Elle est sans complaisance envers les autorités cléricales: «Bien que les Défendeurs savaient que des agressions sexuelles avaient été commises sur le territoire du Diocèse de SJML (NDLR: Saint-Jérôme - Mont-Laurier) par leurs préposés, ceux-ci ont omis d’enquêter et de sévir à l’encontre des personnes fautives alors qu’ils avaient l’obligation de le faire selon le droit canonique. Les Défendeurs ont plutôt choisi d’ignorer leur propre droit interne pour faire prévaloir la culture du silence.»

«En plus des graves manquements quant à leurs propres obligations d’agir, les Défendeurs ont fait défaut de prendre les mesures qui s’imposent afin que les agresseurs connus et identifiés soient dénoncés aux autorités laïques.»

Le document poursuit: «En choisissant de déplacer leurs préposés fautifs de manière à ce qu’ils préservent leurs fonctions, les Défendeurs ont participé à construire et à favoriser une culture du secret entourant la commission des actes répréhensibles et ont commis, de ce fait, une faute civile directe qui les rend également responsables des préjudices subis par les membres du Groupe.»

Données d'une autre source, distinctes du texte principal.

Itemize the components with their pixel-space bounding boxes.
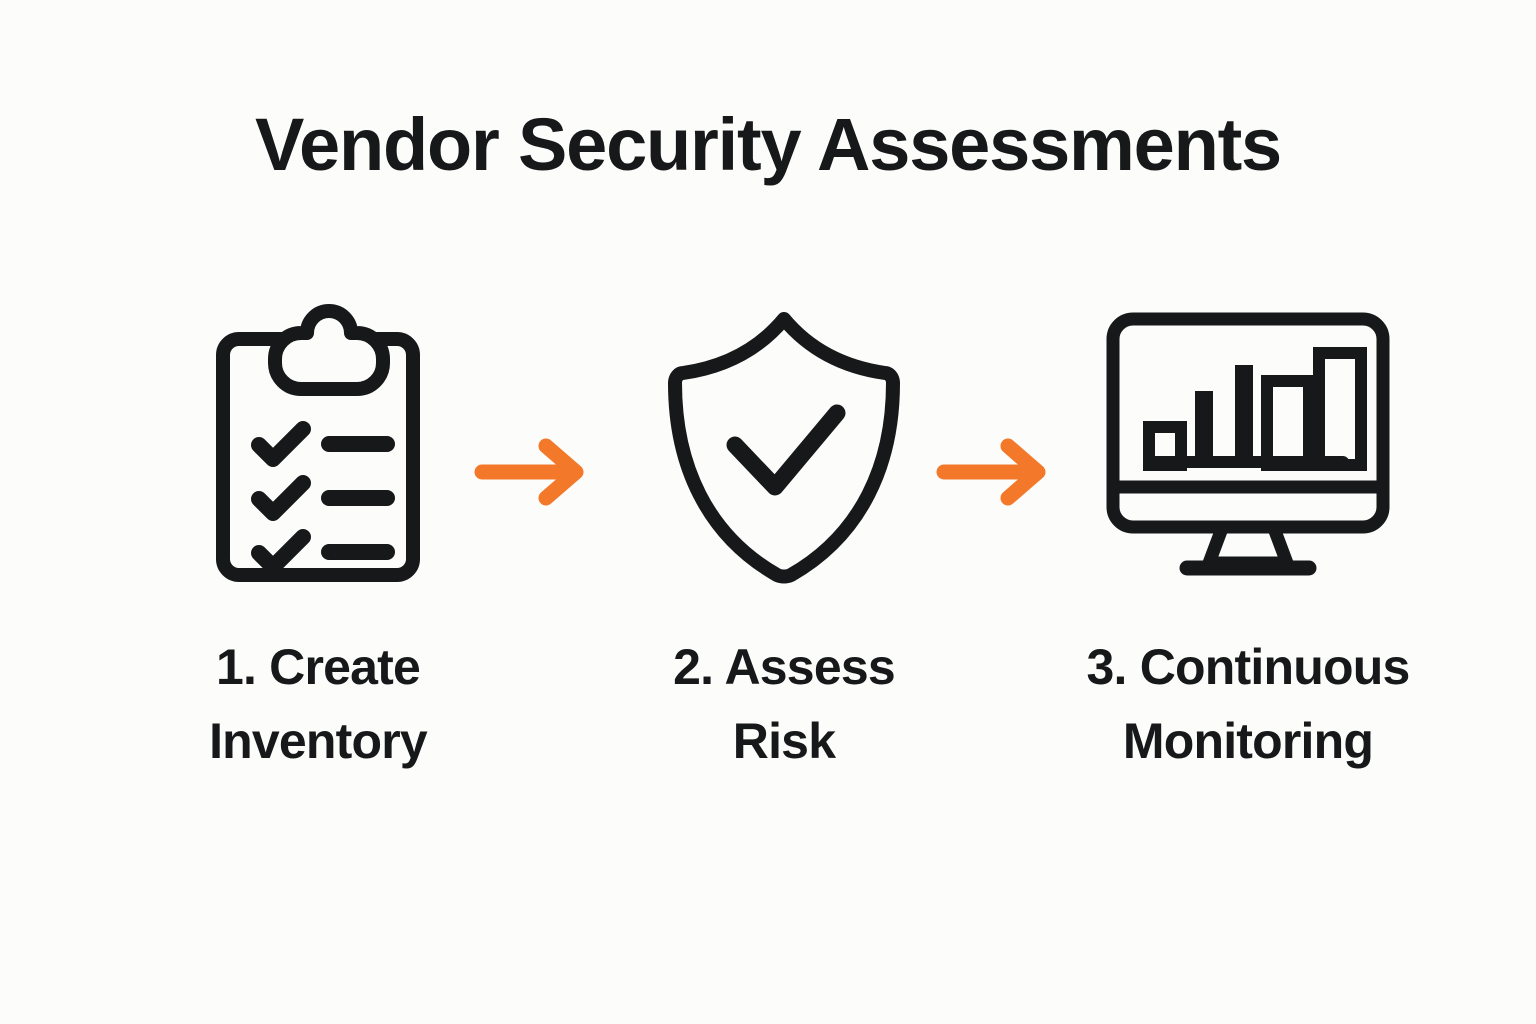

«De plus, le récit relaté des différents abus sexuels perpétrés sur le territoire du Diocèse de SJML par les préposés des Défendeurs illustre qu’il ne s’agit pas de gestes isolés, mais plutôt de gestes répétés, commis par plusieurs préposés des Défendeurs à l’égard d’un nombre important de fidèles, lesquels étaient en grande majorité mineurs au moment des faits, et ce, sur une période non négligeable d’au moins soixante (60) ans», peut-on lire dans cette demande.